Nancy Pulte Rickard is no stranger to economic injustice. She leads her family’s foundation to support programs that serve people who are often overlooked in our society, including those who are low-income and the elderly. When she learned about the JFS-BubbieCare partnership last October—against the backdrop of the health, economic, and social crises of the coronavirus pandemic—she knew what these two organizations were teaming up to do was special. And it spoke right to the heart of her family’s legacy.

“We all know the important role home caregivers play in the life of seniors,” Nancy says, “but many of these caregivers aren’t paid a living wage. They’re working, but they still can’t break out of poverty.”

JFS and BubbieCare think that one of keys to breaking out of this cycle of poverty is financial education and coaching. Not knowing how to save, budget, invest, or properly use a credit card can wreak financial havoc, no matter how much money a person makes. 21% of Texans say that they spent more than they earned in the last year, and 48% lack basic savings. 68% don’t have the financial means to obtain self-sufficiency, despite having a job.

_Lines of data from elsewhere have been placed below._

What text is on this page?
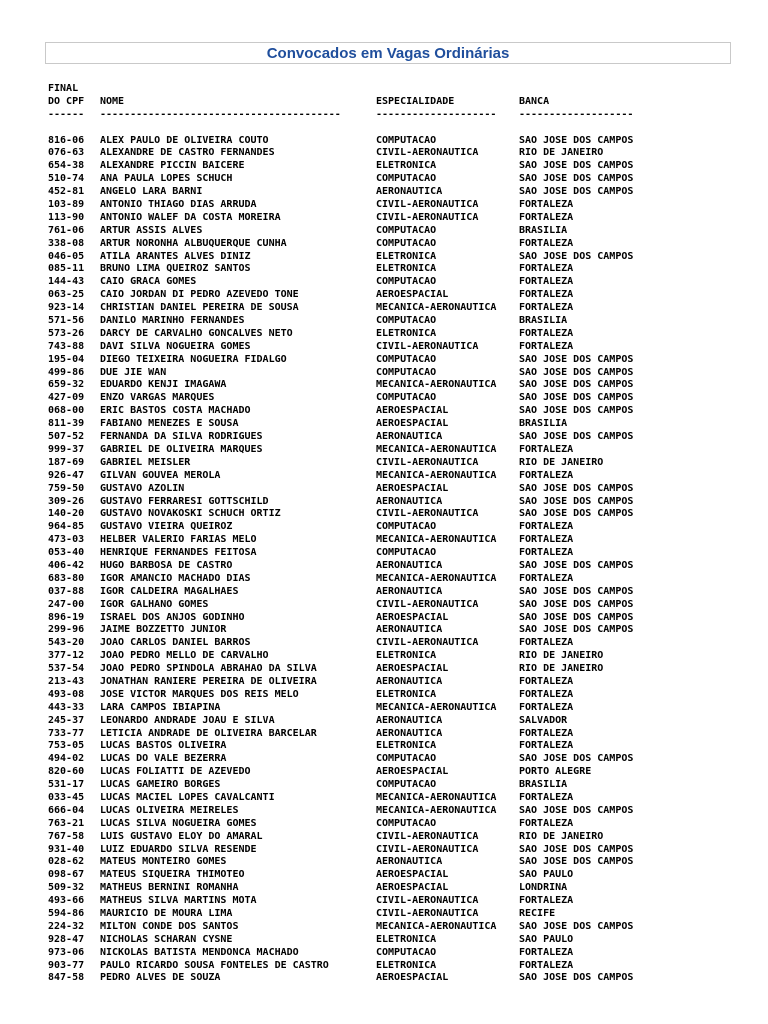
Convocados em Vagas Ordinárias
FINAL
DO CPF	NOME	ESPECIALIDADE	BANCA
------	----------------------------------------	--------------------	-------------------
816-06	ALEX PAULO DE OLIVEIRA COUTO	COMPUTACAO	SAO JOSE DOS CAMPOS
076-63	ALEXANDRE DE CASTRO FERNANDES	CIVIL-AERONAUTICA	RIO DE JANEIRO
654-38	ALEXANDRE PICCIN BAICERE	ELETRONICA	SAO JOSE DOS CAMPOS
510-74	ANA PAULA LOPES SCHUCH	COMPUTACAO	SAO JOSE DOS CAMPOS
452-81	ANGELO LARA BARNI	AERONAUTICA	SAO JOSE DOS CAMPOS
103-89	ANTONIO THIAGO DIAS ARRUDA	CIVIL-AERONAUTICA	FORTALEZA
113-90	ANTONIO WALEF DA COSTA MOREIRA	CIVIL-AERONAUTICA	FORTALEZA
761-06	ARTUR ASSIS ALVES	COMPUTACAO	BRASILIA
338-08	ARTUR NORONHA ALBUQUERQUE CUNHA	COMPUTACAO	FORTALEZA
046-05	ATILA ARANTES ALVES DINIZ	ELETRONICA	SAO JOSE DOS CAMPOS
085-11	BRUNO LIMA QUEIROZ SANTOS	ELETRONICA	FORTALEZA
144-43	CAIO GRACA GOMES	COMPUTACAO	FORTALEZA
063-25	CAIO JORDAN DI PEDRO AZEVEDO TONE	AEROESPACIAL	FORTALEZA
923-14	CHRISTIAN DANIEL PEREIRA DE SOUSA	MECANICA-AERONAUTICA	FORTALEZA
571-56	DANILO MARINHO FERNANDES	COMPUTACAO	BRASILIA
573-26	DARCY DE CARVALHO GONCALVES NETO	ELETRONICA	FORTALEZA
743-88	DAVI SILVA NOGUEIRA GOMES	CIVIL-AERONAUTICA	FORTALEZA
195-04	DIEGO TEIXEIRA NOGUEIRA FIDALGO	COMPUTACAO	SAO JOSE DOS CAMPOS
499-86	DUE JIE WAN	COMPUTACAO	SAO JOSE DOS CAMPOS
659-32	EDUARDO KENJI IMAGAWA	MECANICA-AERONAUTICA	SAO JOSE DOS CAMPOS
427-09	ENZO VARGAS MARQUES	COMPUTACAO	SAO JOSE DOS CAMPOS
068-00	ERIC BASTOS COSTA MACHADO	AEROESPACIAL	SAO JOSE DOS CAMPOS
811-39	FABIANO MENEZES E SOUSA	AEROESPACIAL	BRASILIA
507-52	FERNANDA DA SILVA RODRIGUES	AERONAUTICA	SAO JOSE DOS CAMPOS
999-37	GABRIEL DE OLIVEIRA MARQUES	MECANICA-AERONAUTICA	FORTALEZA
187-69	GABRIEL MEISLER	CIVIL-AERONAUTICA	RIO DE JANEIRO
926-47	GILVAN GOUVEA MEROLA	MECANICA-AERONAUTICA	FORTALEZA
759-50	GUSTAVO AZOLIN	AEROESPACIAL	SAO JOSE DOS CAMPOS
309-26	GUSTAVO FERRARESI GOTTSCHILD	AERONAUTICA	SAO JOSE DOS CAMPOS
140-20	GUSTAVO NOVAKOSKI SCHUCH ORTIZ	CIVIL-AERONAUTICA	SAO JOSE DOS CAMPOS
964-85	GUSTAVO VIEIRA QUEIROZ	COMPUTACAO	FORTALEZA
473-03	HELBER VALERIO FARIAS MELO	MECANICA-AERONAUTICA	FORTALEZA
053-40	HENRIQUE FERNANDES FEITOSA	COMPUTACAO	FORTALEZA
406-42	HUGO BARBOSA DE CASTRO	AERONAUTICA	SAO JOSE DOS CAMPOS
683-80	IGOR AMANCIO MACHADO DIAS	MECANICA-AERONAUTICA	FORTALEZA
037-88	IGOR CALDEIRA MAGALHAES	AERONAUTICA	SAO JOSE DOS CAMPOS
247-00	IGOR GALHANO GOMES	CIVIL-AERONAUTICA	SAO JOSE DOS CAMPOS
896-19	ISRAEL DOS ANJOS GODINHO	AEROESPACIAL	SAO JOSE DOS CAMPOS
299-96	JAIME BOZZETTO JUNIOR	AERONAUTICA	SAO JOSE DOS CAMPOS
543-20	JOAO CARLOS DANIEL BARROS	CIVIL-AERONAUTICA	FORTALEZA
377-12	JOAO PEDRO MELLO DE CARVALHO	ELETRONICA	RIO DE JANEIRO
537-54	JOAO PEDRO SPINDOLA ABRAHAO DA SILVA	AEROESPACIAL	RIO DE JANEIRO
213-43	JONATHAN RANIERE PEREIRA DE OLIVEIRA	AERONAUTICA	FORTALEZA
493-08	JOSE VICTOR MARQUES DOS REIS MELO	ELETRONICA	FORTALEZA
443-33	LARA CAMPOS IBIAPINA	MECANICA-AERONAUTICA	FORTALEZA
245-37	LEONARDO ANDRADE JOAU E SILVA	AERONAUTICA	SALVADOR
733-77	LETICIA ANDRADE DE OLIVEIRA BARCELAR	AERONAUTICA	FORTALEZA
753-05	LUCAS BASTOS OLIVEIRA	ELETRONICA	FORTALEZA
494-02	LUCAS DO VALE BEZERRA	COMPUTACAO	SAO JOSE DOS CAMPOS
820-60	LUCAS FOLIATTI DE AZEVEDO	AEROESPACIAL	PORTO ALEGRE
531-17	LUCAS GAMEIRO BORGES	COMPUTACAO	BRASILIA
033-45	LUCAS MACIEL LOPES CAVALCANTI	MECANICA-AERONAUTICA	FORTALEZA
666-04	LUCAS OLIVEIRA MEIRELES	MECANICA-AERONAUTICA	SAO JOSE DOS CAMPOS
763-21	LUCAS SILVA NOGUEIRA GOMES	COMPUTACAO	FORTALEZA
767-58	LUIS GUSTAVO ELOY DO AMARAL	CIVIL-AERONAUTICA	RIO DE JANEIRO
931-40	LUIZ EDUARDO SILVA RESENDE	CIVIL-AERONAUTICA	SAO JOSE DOS CAMPOS
028-62	MATEUS MONTEIRO GOMES	AERONAUTICA	SAO JOSE DOS CAMPOS
098-67	MATEUS SIQUEIRA THIMOTEO	AEROESPACIAL	SAO PAULO
509-32	MATHEUS BERNINI ROMANHA	AEROESPACIAL	LONDRINA
493-66	MATHEUS SILVA MARTINS MOTA	CIVIL-AERONAUTICA	FORTALEZA
594-86	MAURICIO DE MOURA LIMA	CIVIL-AERONAUTICA	RECIFE
224-32	MILTON CONDE DOS SANTOS	MECANICA-AERONAUTICA	SAO JOSE DOS CAMPOS
928-47	NICHOLAS SCHARAN CYSNE	ELETRONICA	SAO PAULO
973-06	NICKOLAS BATISTA MENDONCA MACHADO	COMPUTACAO	FORTALEZA
903-77	PAULO RICARDO SOUSA FONTELES DE CASTRO	ELETRONICA	FORTALEZA
847-58	PEDRO ALVES DE SOUZA	AEROESPACIAL	SAO JOSE DOS CAMPOS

Using a financial coaching curriculum developed by the United Way called Thrive, JFS will offer BubbieCare caregivers lessons and personalized coaching specific to the financial barriers they face. The theory is that, when caregivers have the financial know-how to maximize the higher pay they receive by working for BubbieCare, the quality of their life—including their mental health—will improve. And less financial stress doesn’t just benefit the caregivers. Their clients benefit from their increased stability as well, creating a better situation for everyone.

Nancy Pulte Rickard
Nancy Pulte Rickard

Nancy sees the potential of this collaboration: “Jewish Family Service saw an issue, BubbieCare saw a different side of the same issue, and then you bring in LEO to really work out how to study the solution and you can start to see real change, not just a Band-aid.”

It was this possible systemic solution that inspired Nancy to direct the Pulte Family Foundation to invest in the JFS-BubbieCare work. The foundation is helping JFS scale up its services to include enough participants for LEO to conduct a rigorous research study. Though the foundation has historically backed programs benefiting children, Nancy doesn’t see this newest investment as straying from that focus. Her foundation can make life better for children living in poverty by supporting services that, when part of a research study, will build evidence on      the best ways to lift parents up and give them the skills to improve their financial stability.  

Nancy has her sights set on that outcome. “I hope this study finds what it is that helps provide financial stability for those who have always worked in low-wage jobs,” she says. “I think many people take for granted making a decent wage and having financial literacy. These are important components of being better family members, community members, and just being able to navigate daily stress better.”

Turning the tide on financial instability can’t be done alone. The strength of the JFS-BubbieCare-LEO-Pulte Family Foundation partnership reminds us that together, we can be poverty’s fiercest adversaries.